Lithuania’s PM to urge Scandinavian banks to lend more actively to Lithuanians
The marginal politician Ozolas on a radio interview claimed that at the end of December the Swedish banks have transferred some 2 bln Litas (1 EURO – 3,45LTL) back to Sweden. There are other rumours about the Swedish capital’s return to Sweden also. However, the Chairman of the Central Bank of Lithuania Mr Sarkinas is trying to do his best to calm down the situation. The Government is also doing its share.
As the BNS reports the Lithuanian Prime Minister Andrius Kubilius said on Feb 10 that he would call on Scandinavian banks, which control 85 percent of Lithuanian commercial banks’ capital, to be more active in providing loans to the country’s businesses and private individuals.
“I will call on those Scandinavian banks to be more active in lending money to Lithuanian businesses and people. Now we can see certain crediting restrictions, which are perhaps too strict.

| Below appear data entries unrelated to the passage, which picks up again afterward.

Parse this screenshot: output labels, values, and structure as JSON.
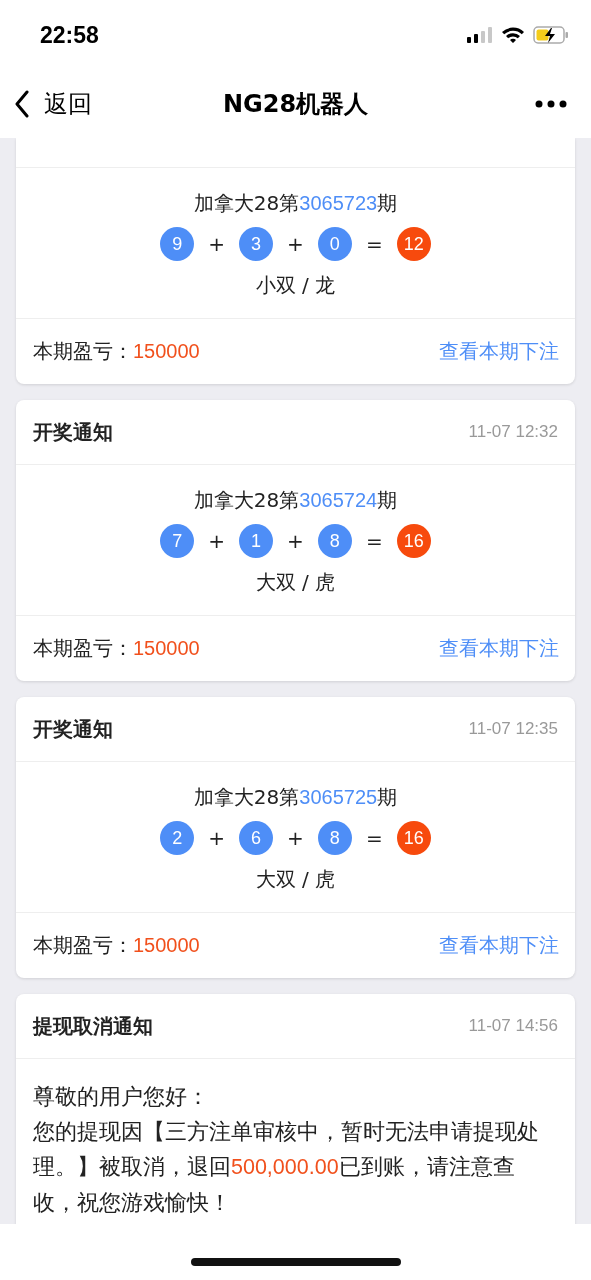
{
  "status_bar": {
    "time": "22:58"
  },
  "nav": {
    "back": "返回",
    "title": "NG28机器人"
  },
  "cards": [
    {
      "kind": "draw",
      "issue": {
        "before": "加拿大28第",
        "number": "3065723",
        "after": "期"
      },
      "equation": [
        {
          "kind": "ball",
          "text": "9"
        },
        {
          "kind": "op",
          "text": "+"
        },
        {
          "kind": "ball",
          "text": "3"
        },
        {
          "kind": "op",
          "text": "+"
        },
        {
          "kind": "ball",
          "text": "0"
        },
        {
          "kind": "op",
          "text": "="
        },
        {
          "kind": "sum",
          "text": "12"
        }
      ],
      "result": "小双 / 龙",
      "profit_label": "本期盈亏：",
      "profit": "150000",
      "link": "查看本期下注"
    },
    {
      "kind": "draw",
      "title": "开奖通知",
      "time": "11-07 12:32",
      "issue": {
        "before": "加拿大28第",
        "number": "3065724",
        "after": "期"
      },
      "equation": [
        {
          "kind": "ball",
          "text": "7"
        },
        {
          "kind": "op",
          "text": "+"
        },
        {
          "kind": "ball",
          "text": "1"
        },
        {
          "kind": "op",
          "text": "+"
        },
        {
          "kind": "ball",
          "text": "8"
        },
        {
          "kind": "op",
          "text": "="
        },
        {
          "kind": "sum",
          "text": "16"
        }
      ],
      "result": "大双 / 虎",
      "profit_label": "本期盈亏：",
      "profit": "150000",
      "link": "查看本期下注"
    },
    {
      "kind": "draw",
      "title": "开奖通知",
      "time": "11-07 12:35",
      "issue": {
        "before": "加拿大28第",
        "number": "3065725",
        "after": "期"
      },
      "equation": [
        {
          "kind": "ball",
          "text": "2"
        },
        {
          "kind": "op",
          "text": "+"
        },
        {
          "kind": "ball",
          "text": "6"
        },
        {
          "kind": "op",
          "text": "+"
        },
        {
          "kind": "ball",
          "text": "8"
        },
        {
          "kind": "op",
          "text": "="
        },
        {
          "kind": "sum",
          "text": "16"
        }
      ],
      "result": "大双 / 虎",
      "profit_label": "本期盈亏：",
      "profit": "150000",
      "link": "查看本期下注"
    },
    {
      "kind": "notice",
      "title": "提现取消通知",
      "time": "11-07 14:56",
      "greeting": "尊敬的用户您好：",
      "message": {
        "before": "您的提现因【三方注单审核中，暂时无法申请提现处理。】被取消，退回",
        "amount": "500,000.00",
        "after": "已到账，请注意查收，祝您游戏愉快！"
      }
    }
  ]
}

Even a well performing business with export markets and well-developed production capacities experiences big problems in borrowing money from banks to finance its operations,” Kubilius said in an interview with Lithuanian Radio.
The BNS reported also that the prime minister said that the government was also planning economic stimulus measures. “This plan is highly ambitious: to raise up to 4 billion litas (EUR 1.16 b) in additional money and allocate around half of that money for business crediting. Borrowing possibilities both for the state and to businesses were much better if the Lithuanian state finance system had clear stability prospects,” he said.
Kubilius next week is leaving for Sweden to meet with the heads of the Swedish government and financial institutions. He plans to invite Scandinavian banks to contribute to a stabilization fund that is being set up in Lithuania.
At the same time the daily Lietuvos Rytas informed on Feb 9 that Lithuania’s government, which would not disclose its borrowing terms to the public, borrowed from foreign banks in euros at the interest of almost 10 percent in December and January.
The same paper stated that late in December, the government raised 75 million euros via the offering of 13-year government securities, which were all acquired by France’s Natixis. The bonds were sold 10 percent below their face value at the floating rate of almost 10 percent.
A couple of weeks ago the government raised 142 million euros through the placement of another issue of government securities at the interest of 9.95 percent, i.e. about 1 point more compared with the current interest on Lithuania’s Eurobonds maturing in 2016.
According to the same paper the Credit Suisse International acquired that issue. The bonds will be redeemed starting from the end of 2011 till December 2015.